2. Comparative analysis of promoters of regulatory RNAs:
The RNA interference (RNAi) was initially recognized in C.elegans as a response to dsRNA leading to sequence-specific gene silencing (Fire et al., 1998, Sayda et al., 2001). RNA silencing appears to be present in most, if not all, eukaryotic organisms. The common key player in RNA silencing is small RNA of 21-28 nt in length. Two classes of small RNAs are involved in RNA silencing: small interfering RNAs (siRNAs) and microRNAs (miRNAs). The major difference is their biogenesis. Apart from that, they are very similar. siRNA involved in sequence-specific mRNA degradation. miRNA repress translation of target mRNA . In general, miRNAs are endogenous and where as siRNAs are endo- as well as exogenious in origin. These RNAs act on target genes to regulate the target gene. There is a lot of scope to find new potential regulatory RNAs by using bioinformatics approaches. Another important thing is to study the regulatory region of siRNA / miRNA genes itself (Molly et al., 2006). The expression of regulatory RNAs is like protein coding genes (miRNA of plants are from introns using RNA pol II), encoded from the RNA pol II machinery. This shows that there might be a similar structure with the expression of regulatory RNAs. The crucial component in the analysis of miRNA promoter region is the accurate identification of the TSS.
3. An Integrated Gene Expression Database (IGEDB) - retrieval system
Aim of the project: RNA sequence retrieval database system (through the Database Integration) for Motifs discovery, Structure and function prediction for biomedical applications like drug targeting, gene silencing targets and other applications.

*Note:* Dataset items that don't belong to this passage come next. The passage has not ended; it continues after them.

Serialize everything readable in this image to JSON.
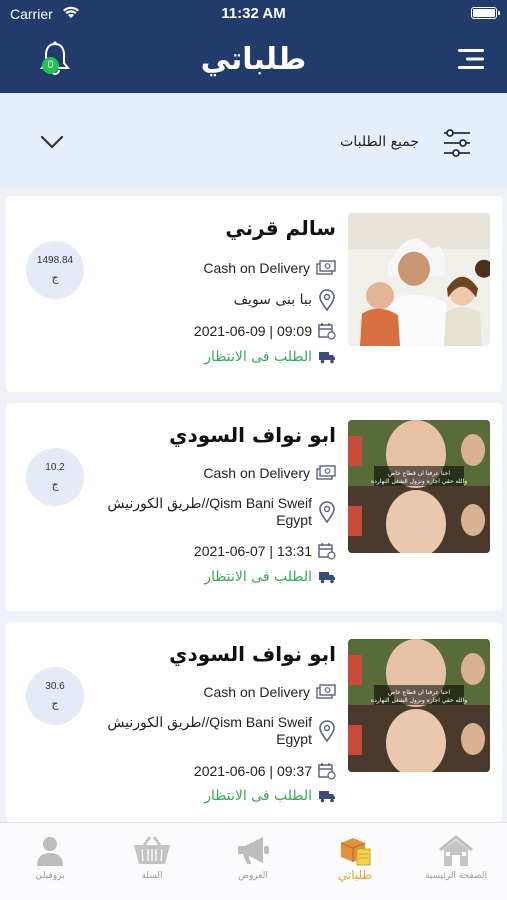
{
  "status_bar": {
    "carrier": "Carrier",
    "time": "11:32 AM"
  },
  "header": {
    "title": "طلباتي",
    "notification_count": "0"
  },
  "filter": {
    "label": "جميع الطلبات"
  },
  "orders": [
    {
      "customer": "سالم قرني",
      "payment": "Cash on Delivery",
      "address": "ببا بنى سويف",
      "datetime": "2021-06-09 | 09:09",
      "status": "الطلب فى الانتظار",
      "amount": "1498.84",
      "currency": "ج"
    },
    {
      "customer": "ابو نواف السودي",
      "payment": "Cash on Delivery",
      "address_line1": "طريق الكورنيش//Qism Bani Sweif",
      "address_line2": "Egypt",
      "datetime": "2021-06-07 | 13:31",
      "status": "الطلب فى الانتظار",
      "amount": "10.2",
      "currency": "ج"
    },
    {
      "customer": "ابو نواف السودي",
      "payment": "Cash on Delivery",
      "address_line1": "طريق الكورنيش//Qism Bani Sweif",
      "address_line2": "Egypt",
      "datetime": "2021-06-06 | 09:37",
      "status": "الطلب فى الانتظار",
      "amount": "30.6",
      "currency": "ج"
    }
  ],
  "tabbar": {
    "home": "الصفحة الرئيسية",
    "orders": "طلباتي",
    "offers": "العروض",
    "cart": "السلة",
    "profile": "بروفيلي"
  },
  "colors": {
    "header": "#233b6b",
    "accent": "#f0a326",
    "status_green": "#3aa957",
    "badge": "#1fc24c"
  }
}
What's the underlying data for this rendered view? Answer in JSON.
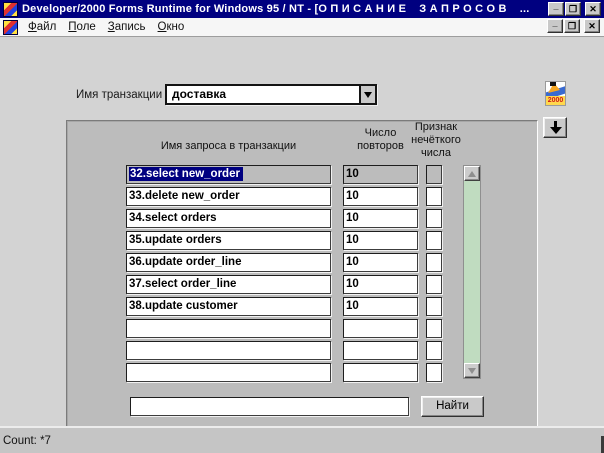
{
  "colors": {
    "titlebar_bg": "#000080",
    "selection_bg": "#000080",
    "scroll_track_green": "#c0dcc0",
    "panel_bg": "#bcbcbc"
  },
  "titlebar": {
    "title": "Developer/2000 Forms Runtime for Windows 95 / NT - [О П И С А Н И Е    З А П Р О С О В    ...",
    "minimize": "_",
    "restore": "❐",
    "close": "✕"
  },
  "menubar": {
    "items": [
      {
        "accel": "Ф",
        "rest": "айл"
      },
      {
        "accel": "П",
        "rest": "оле"
      },
      {
        "accel": "З",
        "rest": "апись"
      },
      {
        "accel": "О",
        "rest": "кно"
      }
    ],
    "minimize": "_",
    "restore": "❐",
    "close": "✕"
  },
  "toolbar": {
    "transaction_label": "Имя транзакции",
    "transaction_value": "доставка",
    "logo_text": "2000"
  },
  "panel": {
    "header_query_name": "Имя запроса в транзакции",
    "header_repeats_line1": "Число",
    "header_repeats_line2": "повторов",
    "header_fuzzy_line1": "Признак",
    "header_fuzzy_line2": "нечёткого",
    "header_fuzzy_line3": "числа",
    "rows": [
      {
        "name": "32.select new_order",
        "repeats": "10",
        "fuzzy": "",
        "selected": true
      },
      {
        "name": "33.delete new_order",
        "repeats": "10",
        "fuzzy": ""
      },
      {
        "name": "34.select orders",
        "repeats": "10",
        "fuzzy": ""
      },
      {
        "name": "35.update orders",
        "repeats": "10",
        "fuzzy": ""
      },
      {
        "name": "36.update order_line",
        "repeats": "10",
        "fuzzy": ""
      },
      {
        "name": "37.select order_line",
        "repeats": "10",
        "fuzzy": ""
      },
      {
        "name": "38.update customer",
        "repeats": "10",
        "fuzzy": ""
      },
      {
        "name": "",
        "repeats": "",
        "fuzzy": ""
      },
      {
        "name": "",
        "repeats": "",
        "fuzzy": ""
      },
      {
        "name": "",
        "repeats": "",
        "fuzzy": ""
      }
    ],
    "search_value": "",
    "find_button": "Найти"
  },
  "statusbar": {
    "text": "Count: *7"
  }
}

Today the challenge is to construct large scale genome databases (heterogeneous data) that are user-friendly. The main goal of an integrated database system is to allow users to access a set of distinguished and heterogeneous databases in a homogeneous manner (using a set of common tools). It is difficult because of lack of international standards for biological databases. The successful usage of genome information depends on the comprehensive analysis of genome data, the storage of genome and genome associated data, tools for inter genome comparisons and knowledge transfer (data processing), and the iterative enrichment of information resources (knowledge generation) compatible with current research interests. Database integration involves developing and implementing data standardization, data entry, curation, and reporting procedures. It will create authoritative data dictionaries of nomenclatural and bibliographic information linked to diverse collection, observational and spatial data. It will be delivered through either centralized or distributed systems and will be subject to standard procedures to protect data integrity, security and access rights. These developments will enable more effective resolution of within- and between-database queries. Database integration will necessarily be an iterative and ongoing process, and initial emphasis is on treatment of existing data and the standards used for them. In the medium term I will fully employ data standards that are consistent with international standards. Although I aim to develop fully enable web-based access, I especially prefer to develop toolkit for for downloading large datasets based on user specified criteria.
The ultimate goal is to create a detailed (evolutionary) model of gene regulation.